Não obstante, no sentido cultural Luís XIV encheu a França da luz dele, e transformou toda a vida meio burguesona da França, de maneira a todo o país ficar luzidio de uma certa luz de Versailles.
Uma coisa característica: no reinado dos Valois havia em Paris o Louvre, com aquela corte muito bonita, mas fora dela uma cidade completamente comum, uma maçaroca de casas com uma ou outra igreja bonita. Não tinha o esplendor de vida que Luís XIV lhe deu, que inspirou nos franceses o desejo de cada um adornar a sua existência com uma beleza, uma distinção, proporcionada a seus meios, fazendo com que a França inteira ficasse uma nação luzidia, solar, que ela não era anteriormente.
As vistas panorâmicas desenhadas de Paris, do tempo dos Valois, representam um casario com muitos restos do pitoresco medieval, mas, de si, era uma montoeira de burgueses. Os nobres moravam em casas um pouco acasteladas, mas feias, sem brilho. Levavam uma vida mais rica do que o plebeu, mas não com o esplendor que depois a existência dos nobres teve.
Luís XIV inaugurou uma coisa na qual a nação inteira se sentiu interpretada e subiu até ele. Foi um regente de orquestra que fez com que o último francês, do último recanto, começasse a tocar seu instrumento à maneira do rei, como se ele dissesse aos franceses: “França sou eu, França sois vós. Entrai na minha orquestra e a França inteira fará ouvir seu som no mundo!” E foi o que aconteceu. Resultado: a atração enorme de gente indo para a França, e a expansão desse brilho por todo o orbe.
…introduz-se a frivolidade
Por outro lado, Luís XIV inseriu nesse mundo de elegâncias a frivolidade.
O Príncipe de Krue, um grande militar da corte austríaca que frequentava muito a corte francesa e era famoso pelo seu espírito, deixou memórias nas quais ele conta que, em sua juventude, quando entrava um grande marechal num salão, era o ornato do ambiente e a conversa toda se acendia. Mas, estando envelhecido, quando ele entrava era o funeral do salão. Porque ele trazia consigo a glória, a seriedade, a força. E a frivolidade detestava isso. Segundo ele, tinha iniciado o reino das mulheres na França. Tudo na França começou a tomar um caráter feminino.
Sem dúvida, o “Rei-Sol” colocou a força e a grandeza na ordem do dia, mas uma força e uma grandeza tão brilhantes que não se podia concebê-las no infortúnio, na dor, na tristeza, na seriedade.

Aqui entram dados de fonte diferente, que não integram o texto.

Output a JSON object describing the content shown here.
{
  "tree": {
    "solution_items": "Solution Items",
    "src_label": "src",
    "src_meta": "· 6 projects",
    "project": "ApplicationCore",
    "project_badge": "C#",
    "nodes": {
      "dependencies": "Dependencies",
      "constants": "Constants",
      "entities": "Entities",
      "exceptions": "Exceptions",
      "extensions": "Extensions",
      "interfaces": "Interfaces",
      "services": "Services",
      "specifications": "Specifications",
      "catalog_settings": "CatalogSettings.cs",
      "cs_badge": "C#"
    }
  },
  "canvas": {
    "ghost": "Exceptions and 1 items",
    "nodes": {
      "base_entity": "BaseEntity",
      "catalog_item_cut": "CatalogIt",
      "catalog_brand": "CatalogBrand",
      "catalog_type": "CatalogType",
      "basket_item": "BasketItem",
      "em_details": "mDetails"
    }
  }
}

E com isso entrou na França uma identificação entre charme leve, frivolidade e cultura, que intoxicou os reinados seguintes.

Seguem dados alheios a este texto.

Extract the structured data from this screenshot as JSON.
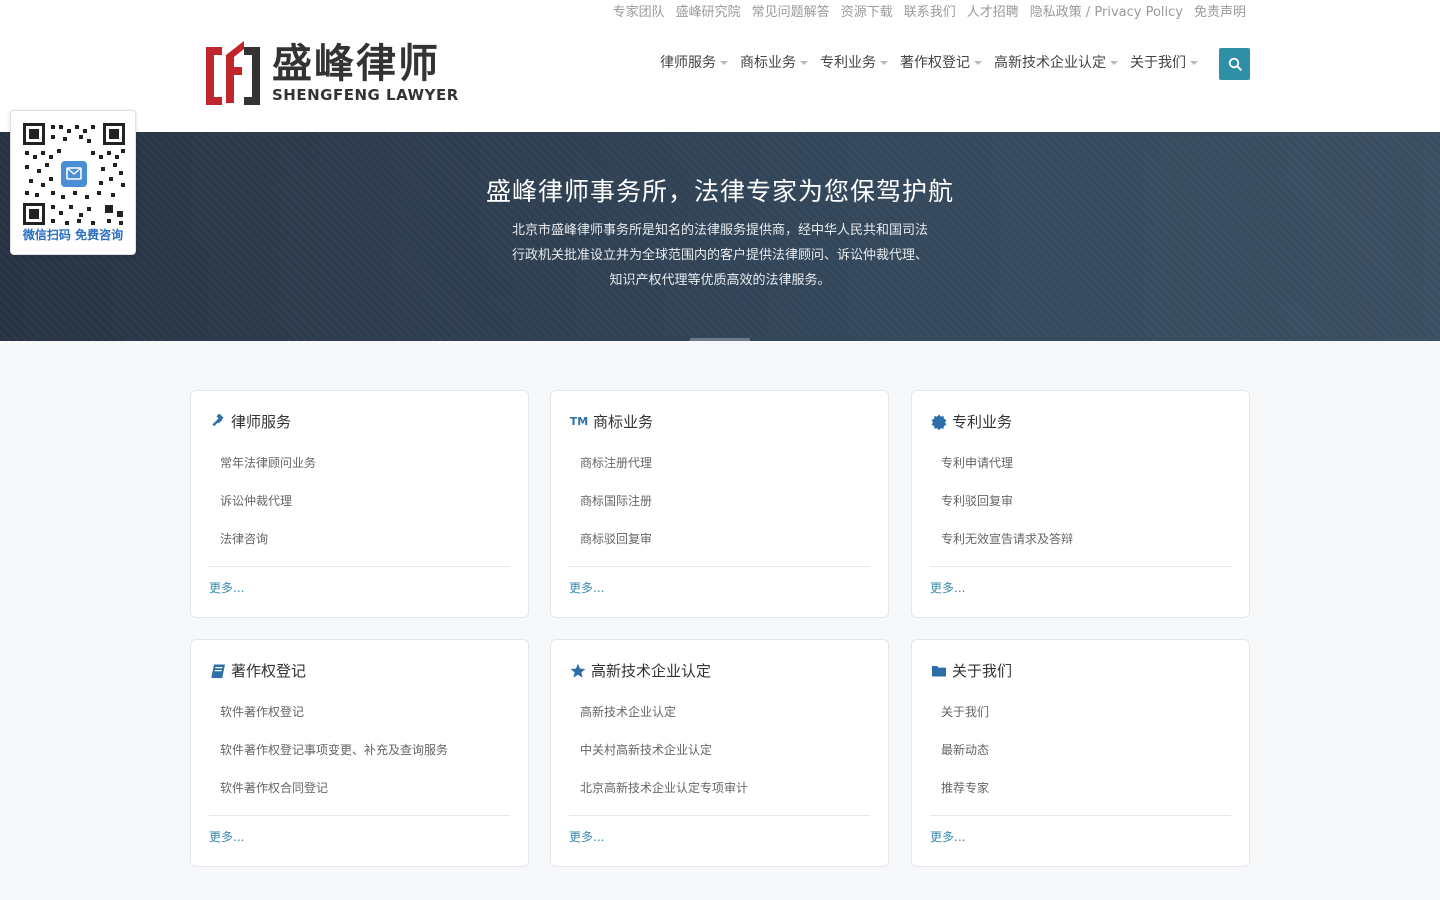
{
  "top_links": [
    "专家团队",
    "盛峰研究院",
    "常见问题解答",
    "资源下载",
    "联系我们",
    "人才招聘",
    "隐私政策 / Privacy Policy",
    "免责声明"
  ],
  "logo": {
    "cn": "盛峰律师",
    "en": "SHENGFENG LAWYER",
    "brand_color": "#c0272d"
  },
  "nav": [
    "律师服务",
    "商标业务",
    "专利业务",
    "著作权登记",
    "高新技术企业认定",
    "关于我们"
  ],
  "search": {
    "icon": "search-icon",
    "color": "#2f8fa6"
  },
  "qr": {
    "caption": "微信扫码 免费咨询"
  },
  "hero": {
    "title": "盛峰律师事务所，法律专家为您保驾护航",
    "desc_lines": [
      "北京市盛峰律师事务所是知名的法律服务提供商，经中华人民共和国司法",
      "行政机关批准设立并为全球范围内的客户提供法律顾问、诉讼仲裁代理、",
      "知识产权代理等优质高效的法律服务。"
    ]
  },
  "cards": [
    {
      "icon": "gavel-icon",
      "title": "律师服务",
      "items": [
        "常年法律顾问业务",
        "诉讼仲裁代理",
        "法律咨询"
      ],
      "more": "更多..."
    },
    {
      "icon": "tm-icon",
      "icon_text": "TM",
      "title": "商标业务",
      "items": [
        "商标注册代理",
        "商标国际注册",
        "商标驳回复审"
      ],
      "more": "更多..."
    },
    {
      "icon": "certificate-icon",
      "title": "专利业务",
      "items": [
        "专利申请代理",
        "专利驳回复审",
        "专利无效宣告请求及答辩"
      ],
      "more": "更多..."
    },
    {
      "icon": "book-icon",
      "title": "著作权登记",
      "items": [
        "软件著作权登记",
        "软件著作权登记事项变更、补充及查询服务",
        "软件著作权合同登记"
      ],
      "more": "更多..."
    },
    {
      "icon": "star-icon",
      "title": "高新技术企业认定",
      "items": [
        "高新技术企业认定",
        "中关村高新技术企业认定",
        "北京高新技术企业认定专项审计"
      ],
      "more": "更多..."
    },
    {
      "icon": "folder-icon",
      "title": "关于我们",
      "items": [
        "关于我们",
        "最新动态",
        "推荐专家"
      ],
      "more": "更多..."
    }
  ]
}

Isso tudo começou do século XVII para o XVIII. Luís XIV pôs as premissas, e no tempo de Luís XV houve seu desenvolvimento normal. Preparava-se a Revolução Francesa. Então, a frivolidade, a leviandade francesa, uma porção de coisas encantadoras seriam quase uns tóxicos!

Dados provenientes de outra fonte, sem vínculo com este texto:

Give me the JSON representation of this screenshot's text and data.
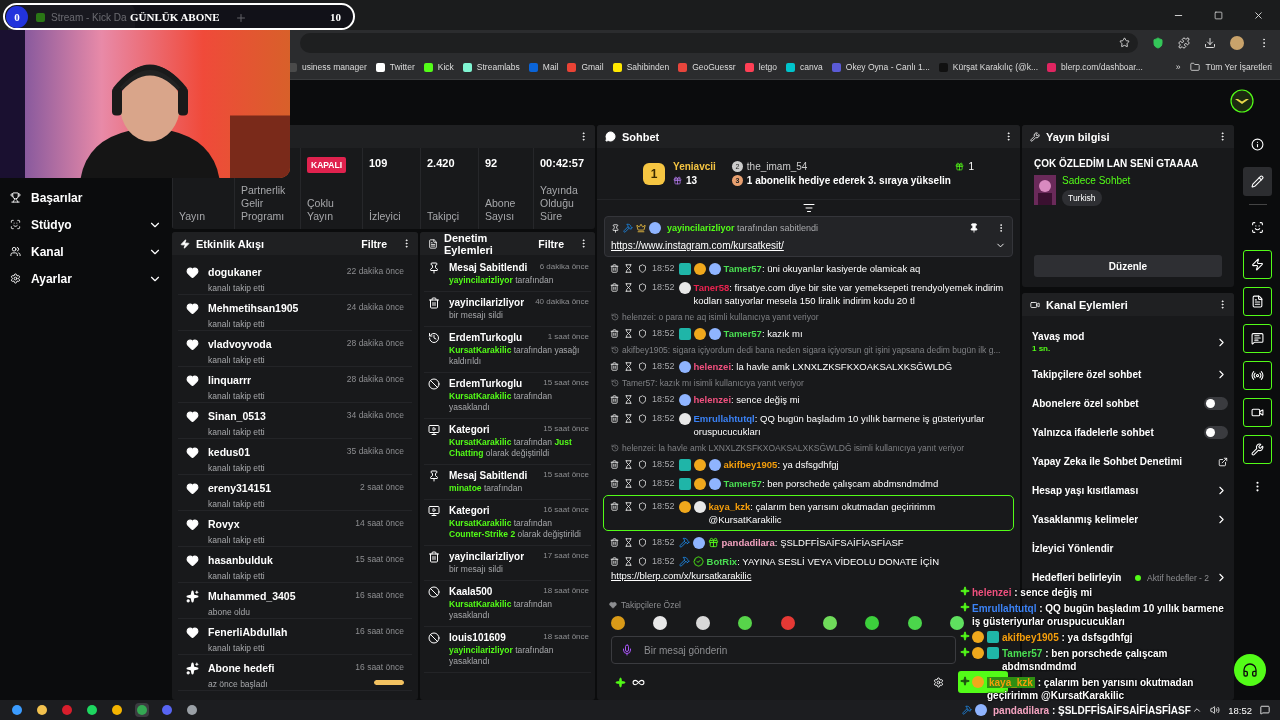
{
  "goal_overlay": {
    "current": "0",
    "label": "GÜNLÜK ABONE",
    "target": "10",
    "level": 0
  },
  "browser": {
    "tab_title": "Stream - Kick Da",
    "bookmarks": [
      {
        "label": "usiness manager",
        "color": "#4a4a4a"
      },
      {
        "label": "Twitter",
        "color": "#ffffff"
      },
      {
        "label": "Kick",
        "color": "#53fc18"
      },
      {
        "label": "Streamlabs",
        "color": "#80f5d2"
      },
      {
        "label": "Mail",
        "color": "#0a64d8"
      },
      {
        "label": "Gmail",
        "color": "#ea4335"
      },
      {
        "label": "Sahibinden",
        "color": "#ffe800"
      },
      {
        "label": "GeoGuessr",
        "color": "#e8453c"
      },
      {
        "label": "letgo",
        "color": "#ff3f55"
      },
      {
        "label": "canva",
        "color": "#00c4cc"
      },
      {
        "label": "Okey Oyna - Canlı 1...",
        "color": "#5b5bd6"
      },
      {
        "label": "Kürşat Karakılıç (@k...",
        "color": "#111111"
      },
      {
        "label": "blerp.com/dashboar...",
        "color": "#e02561"
      }
    ],
    "more": "»",
    "all_bookmarks": "Tüm Yer İşaretleri"
  },
  "sidebar": {
    "items": [
      {
        "label": "Başarılar",
        "expandable": false
      },
      {
        "label": "Stüdyo",
        "expandable": true
      },
      {
        "label": "Kanal",
        "expandable": true
      },
      {
        "label": "Ayarlar",
        "expandable": true
      }
    ]
  },
  "stats": {
    "cells": [
      {
        "kind": "text",
        "label": "Yayın"
      },
      {
        "kind": "text",
        "label": "Partnerlik Gelir Programı"
      },
      {
        "kind": "badge",
        "value": "KAPALI",
        "label": "Çoklu Yayın"
      },
      {
        "kind": "number",
        "value": "109",
        "label": "İzleyici"
      },
      {
        "kind": "number",
        "value": "2.420",
        "label": "Takipçi"
      },
      {
        "kind": "number",
        "value": "92",
        "label": "Abone Sayısı"
      },
      {
        "kind": "number",
        "value": "00:42:57",
        "label": "Yayında Olduğu Süre"
      }
    ]
  },
  "activity": {
    "title": "Etkinlik Akışı",
    "filter": "Filtre",
    "items": [
      {
        "kind": "follow",
        "name": "dogukaner",
        "detail": "kanalı takip etti",
        "time": "22 dakika önce"
      },
      {
        "kind": "follow",
        "name": "Mehmetihsan1905",
        "detail": "kanalı takip etti",
        "time": "24 dakika önce"
      },
      {
        "kind": "follow",
        "name": "vladvoyvoda",
        "detail": "kanalı takip etti",
        "time": "28 dakika önce"
      },
      {
        "kind": "follow",
        "name": "linquarrr",
        "detail": "kanalı takip etti",
        "time": "28 dakika önce"
      },
      {
        "kind": "follow",
        "name": "Sinan_0513",
        "detail": "kanalı takip etti",
        "time": "34 dakika önce"
      },
      {
        "kind": "follow",
        "name": "kedus01",
        "detail": "kanalı takip etti",
        "time": "35 dakika önce"
      },
      {
        "kind": "follow",
        "name": "ereny314151",
        "detail": "kanalı takip etti",
        "time": "2 saat önce"
      },
      {
        "kind": "follow",
        "name": "Rovyx",
        "detail": "kanalı takip etti",
        "time": "14 saat önce"
      },
      {
        "kind": "follow",
        "name": "hasanbulduk",
        "detail": "kanalı takip etti",
        "time": "15 saat önce"
      },
      {
        "kind": "subscription",
        "name": "Muhammed_3405",
        "detail": "abone oldu",
        "time": "16 saat önce"
      },
      {
        "kind": "follow",
        "name": "FenerliAbdullah",
        "detail": "kanalı takip etti",
        "time": "16 saat önce"
      },
      {
        "kind": "goal",
        "name": "Abone hedefi",
        "detail": "az önce başladı",
        "time": "16 saat önce",
        "level": 1
      }
    ]
  },
  "moderation": {
    "title": "Denetim Eylemleri",
    "filter": "Filtre",
    "items": [
      {
        "kind": "pin",
        "title": "Mesaj Sabitlendi",
        "time": "6 dakika önce",
        "detail": [
          {
            "text": "yayincilarizliyor",
            "highlight": true
          },
          {
            "text": " tarafından",
            "highlight": false
          }
        ]
      },
      {
        "kind": "delete",
        "title": "yayincilarizliyor",
        "time": "40 dakika önce",
        "detail": [
          {
            "text": "bir mesajı sildi",
            "highlight": false
          }
        ]
      },
      {
        "kind": "unban",
        "title": "ErdemTurkoglu",
        "time": "1 saat önce",
        "detail": [
          {
            "text": "KursatKarakilic",
            "highlight": true
          },
          {
            "text": " tarafından yasağı kaldırıldı",
            "highlight": false
          }
        ]
      },
      {
        "kind": "ban",
        "title": "ErdemTurkoglu",
        "time": "15 saat önce",
        "detail": [
          {
            "text": "KursatKarakilic",
            "highlight": true
          },
          {
            "text": " tarafından yasaklandı",
            "highlight": false
          }
        ]
      },
      {
        "kind": "category",
        "title": "Kategori",
        "time": "15 saat önce",
        "detail": [
          {
            "text": "KursatKarakilic",
            "highlight": true
          },
          {
            "text": " tarafından ",
            "highlight": false
          },
          {
            "text": "Just Chatting",
            "highlight": true
          },
          {
            "text": " olarak değiştirildi",
            "highlight": false
          }
        ]
      },
      {
        "kind": "pin",
        "title": "Mesaj Sabitlendi",
        "time": "15 saat önce",
        "detail": [
          {
            "text": "minatoe",
            "highlight": true
          },
          {
            "text": " tarafından",
            "highlight": false
          }
        ]
      },
      {
        "kind": "category",
        "title": "Kategori",
        "time": "16 saat önce",
        "detail": [
          {
            "text": "KursatKarakilic",
            "highlight": true
          },
          {
            "text": " tarafından ",
            "highlight": false
          },
          {
            "text": "Counter-Strike 2",
            "highlight": true
          },
          {
            "text": " olarak değiştirildi",
            "highlight": false
          }
        ]
      },
      {
        "kind": "delete",
        "title": "yayincilarizliyor",
        "time": "17 saat önce",
        "detail": [
          {
            "text": "bir mesajı sildi",
            "highlight": false
          }
        ]
      },
      {
        "kind": "ban",
        "title": "Kaala500",
        "time": "18 saat önce",
        "detail": [
          {
            "text": "KursatKarakilic",
            "highlight": true
          },
          {
            "text": " tarafından yasaklandı",
            "highlight": false
          }
        ]
      },
      {
        "kind": "ban",
        "title": "louis101609",
        "time": "18 saat önce",
        "detail": [
          {
            "text": "yayincilarizliyor",
            "highlight": true
          },
          {
            "text": " tarafından yasaklandı",
            "highlight": false
          }
        ]
      }
    ]
  },
  "chat": {
    "title": "Sohbet",
    "leaderboard": {
      "first": {
        "rank": "1",
        "name": "Yeniavcii",
        "count": "13"
      },
      "second": {
        "rank": "2",
        "name": "the_imam_54",
        "count": "1"
      },
      "prompt": {
        "rank": "3",
        "text": "1 abonelik hediye ederek 3. sıraya yükselin"
      }
    },
    "pinned": {
      "by": "yayincilarizliyor",
      "suffix": "tarafından sabitlendi",
      "link": "https://www.instagram.com/kursatkesit/"
    },
    "messages": [
      {
        "kind": "message",
        "time": "18:52",
        "badges": [
          {
            "kind": "sub"
          },
          {
            "kind": "coin"
          },
          {
            "kind": "face"
          }
        ],
        "user": "Tamer57",
        "color": "#4ade52",
        "text": ": üni okuyanlar kasiyerde olamicak aq",
        "highlighted": false
      },
      {
        "kind": "message",
        "time": "18:52",
        "badges": [
          {
            "kind": "panda"
          }
        ],
        "user": "Taner58",
        "color": "#e8234f",
        "text": ": firsatye.com diye bir site var yemeksepeti trendyolyemek indirim kodları satıyorlar mesela 150 liralık indirim kodu 20 tl",
        "highlighted": false
      },
      {
        "kind": "reply",
        "text": "helenzei: o para ne aq isimli kullanıcıya yanıt veriyor"
      },
      {
        "kind": "message",
        "time": "18:52",
        "badges": [
          {
            "kind": "sub"
          },
          {
            "kind": "coin"
          },
          {
            "kind": "face"
          }
        ],
        "user": "Tamer57",
        "color": "#4ade52",
        "text": ": kazık mı",
        "highlighted": false
      },
      {
        "kind": "reply",
        "text": "akifbey1905: sigara içiyordum dedi bana neden sigara içiyorsun git işini yapsana dedim bugün ilk g..."
      },
      {
        "kind": "message",
        "time": "18:52",
        "badges": [
          {
            "kind": "face"
          }
        ],
        "user": "helenzei",
        "color": "#f0507e",
        "text": ": la havle amk LXNXLZKSFKXOAKSALXKSĞWLDĞ",
        "highlighted": false
      },
      {
        "kind": "reply",
        "text": "Tamer57: kazık mı isimli kullanıcıya yanıt veriyor"
      },
      {
        "kind": "message",
        "time": "18:52",
        "badges": [
          {
            "kind": "face"
          }
        ],
        "user": "helenzei",
        "color": "#f0507e",
        "text": ": sence değiş mi",
        "highlighted": false
      },
      {
        "kind": "message",
        "time": "18:52",
        "badges": [
          {
            "kind": "panda"
          }
        ],
        "user": "Emrullahtutql",
        "color": "#3b82f6",
        "text": ": QQ bugün başladım 10 yıllık barmene iş güsteriyurlar oruspucucukları",
        "highlighted": false
      },
      {
        "kind": "reply",
        "text": "helenzei: la havle amk LXNXLZKSFKXOAKSALXKSĞWLDĞ isimli kullanıcıya yanıt veriyor"
      },
      {
        "kind": "message",
        "time": "18:52",
        "badges": [
          {
            "kind": "sub"
          },
          {
            "kind": "coin"
          },
          {
            "kind": "face"
          }
        ],
        "user": "akifbey1905",
        "color": "#f59e0b",
        "text": ": ya dsfsgdhfgj",
        "highlighted": false
      },
      {
        "kind": "message",
        "time": "18:52",
        "badges": [
          {
            "kind": "sub"
          },
          {
            "kind": "coin"
          },
          {
            "kind": "face"
          }
        ],
        "user": "Tamer57",
        "color": "#4ade52",
        "text": ": ben porschede çalışcam abdmsndmdmd",
        "highlighted": false
      },
      {
        "kind": "message",
        "time": "18:52",
        "badges": [
          {
            "kind": "coin"
          },
          {
            "kind": "panda"
          }
        ],
        "user": "kaya_kzk",
        "color": "#f59e0b",
        "text": ": çalarım ben yarısını okutmadan geçiririmm @KursatKarakilic",
        "highlighted": true
      },
      {
        "kind": "message",
        "time": "18:52",
        "badges": [
          {
            "kind": "mod"
          },
          {
            "kind": "face"
          },
          {
            "kind": "gift"
          }
        ],
        "user": "pandadilara",
        "color": "#f4a3c0",
        "text": ": ŞSLDFFİSAİFSAİFİASFİASF",
        "highlighted": false
      },
      {
        "kind": "message",
        "time": "18:52",
        "badges": [
          {
            "kind": "mod"
          },
          {
            "kind": "verified"
          }
        ],
        "user": "BotRix",
        "color": "#4ade52",
        "text": ": YAYINA SESLİ VEYA VİDEOLU DONATE İÇİN",
        "link": "https://blerp.com/x/kursatkarakilic",
        "highlighted": false
      }
    ],
    "followers_only": "Takipçilere Özel",
    "emotes": [
      {
        "color": "#d99a18"
      },
      {
        "color": "#e8e8e8"
      },
      {
        "color": "#d8d8d8"
      },
      {
        "color": "#57d44a"
      },
      {
        "color": "#e53935"
      },
      {
        "color": "#6fdc5a"
      },
      {
        "color": "#3ccf3c"
      },
      {
        "color": "#4bd64b"
      },
      {
        "color": "#5fe05f"
      }
    ],
    "input": {
      "placeholder": "Bir mesaj gönderin"
    }
  },
  "stream_info": {
    "title": "Yayın bilgisi",
    "stream_title": "ÇOK ÖZLEDİM LAN SENİ GTAAAA",
    "category": "Sadece Sohbet",
    "tag": "Turkish",
    "edit": "Düzenle"
  },
  "channel_actions": {
    "title": "Kanal Eylemleri",
    "items": [
      {
        "kind": "link",
        "label": "Yavaş mod",
        "detail": "1 sn."
      },
      {
        "kind": "link",
        "label": "Takipçilere özel sohbet"
      },
      {
        "kind": "toggle",
        "label": "Abonelere özel sohbet",
        "on": false
      },
      {
        "kind": "toggle",
        "label": "Yalnızca ifadelerle sohbet",
        "on": false
      },
      {
        "kind": "external",
        "label": "Yapay Zeka ile Sohbet Denetimi"
      },
      {
        "kind": "link",
        "label": "Hesap yaşı kısıtlaması"
      },
      {
        "kind": "link",
        "label": "Yasaklanmış kelimeler"
      },
      {
        "kind": "plain",
        "label": "İzleyici Yönlendir"
      },
      {
        "kind": "link",
        "label": "Hedefleri belirleyin",
        "status": "Aktif hedefler - 2"
      }
    ]
  },
  "rail": {
    "items": [
      {
        "kind": "info",
        "selected": false
      },
      {
        "kind": "edit",
        "selected": true
      },
      {
        "kind": "camera",
        "selected": false
      },
      {
        "kind": "activity",
        "selected": true
      },
      {
        "kind": "log",
        "selected": true
      },
      {
        "kind": "chat",
        "selected": true
      },
      {
        "kind": "broadcast",
        "selected": true
      },
      {
        "kind": "video",
        "selected": true
      },
      {
        "kind": "tools",
        "selected": true
      },
      {
        "kind": "more",
        "selected": false
      }
    ]
  },
  "overlay_chat": [
    {
      "user": "helenzei",
      "color": "#f0507e",
      "text": " : sence değiş mi",
      "highlighted": false
    },
    {
      "user": "Emrullahtutql",
      "color": "#3b82f6",
      "text": " : QQ bugün başladım 10 yıllık barmene iş güsteriyurlar oruspucucukları",
      "highlighted": false
    },
    {
      "user": "akifbey1905",
      "color": "#f59e0b",
      "text": " : ya dsfsgdhfgj",
      "badges": [
        {
          "kind": "coin"
        },
        {
          "kind": "sub"
        }
      ],
      "highlighted": false
    },
    {
      "user": "Tamer57",
      "color": "#4ade52",
      "text": " : ben porschede çalışcam abdmsndmdmd",
      "badges": [
        {
          "kind": "coin"
        },
        {
          "kind": "sub"
        }
      ],
      "highlighted": false
    },
    {
      "user": "kaya_kzk",
      "color": "#f59e0b",
      "text": " : çalarım ben yarısını okutmadan geçiririmm @KursatKarakilic",
      "badges": [
        {
          "kind": "coin"
        }
      ],
      "highlighted": true
    }
  ],
  "overlay_last": {
    "user": "pandadilara",
    "color": "#f4a3c0",
    "text": " : ŞSLDFFİSAİFSAİFİASFİASF"
  },
  "taskbar": {
    "apps": [
      {
        "color": "#3b9cff",
        "selected": false
      },
      {
        "color": "#f2c14e",
        "selected": false
      },
      {
        "color": "#d81e2c",
        "selected": false
      },
      {
        "color": "#1ed760",
        "selected": false
      },
      {
        "color": "#f4b400",
        "selected": false
      },
      {
        "color": "#34a853",
        "selected": true
      },
      {
        "color": "#5865f2",
        "selected": false
      },
      {
        "color": "#9aa0a6",
        "selected": false
      }
    ],
    "clock": "18:52"
  }
}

Como consertar isso? De que modo um pregador poderia dizer essas coisas ao rei, e fazer com que ele as entendesse? Há muitas coisas aqui que nenhum homem descreve. Mas uma influência do Sagrado Coração de Jesus era o único fato que poderia acertar isso, colocaria a Europa nos seus trilhos e evitaria a Revolução Francesa. Teria começado uma Contra-Revolução admirável!
Situação da Europa: uma coisa de cortar o coração!
Poderíamos imaginá-lo com a majestade do Sagrado Coração de Jesus. Mas, então, de um rei também sofredor, penitente, expiante dos seus próprios pecados em público, e fazendo penitência descalço, como fez São Luís! Este teve compunção dos pecados que não cometeu; e Luís XIV não se arrependeu dos pecados que praticou…
Então, na Sexta-Feira Santa, a magnificência que teria sido ver Luís XIV carregar uma cruz às costas, para pedir perdão de sua péssima vida e, diante do povo, penitenciar-se. Introduzir esse ornamento incomparável, a Cruz de Nosso Senhor Jesus Cristo, que é a tristeza e até a derrota dentro da vida dele.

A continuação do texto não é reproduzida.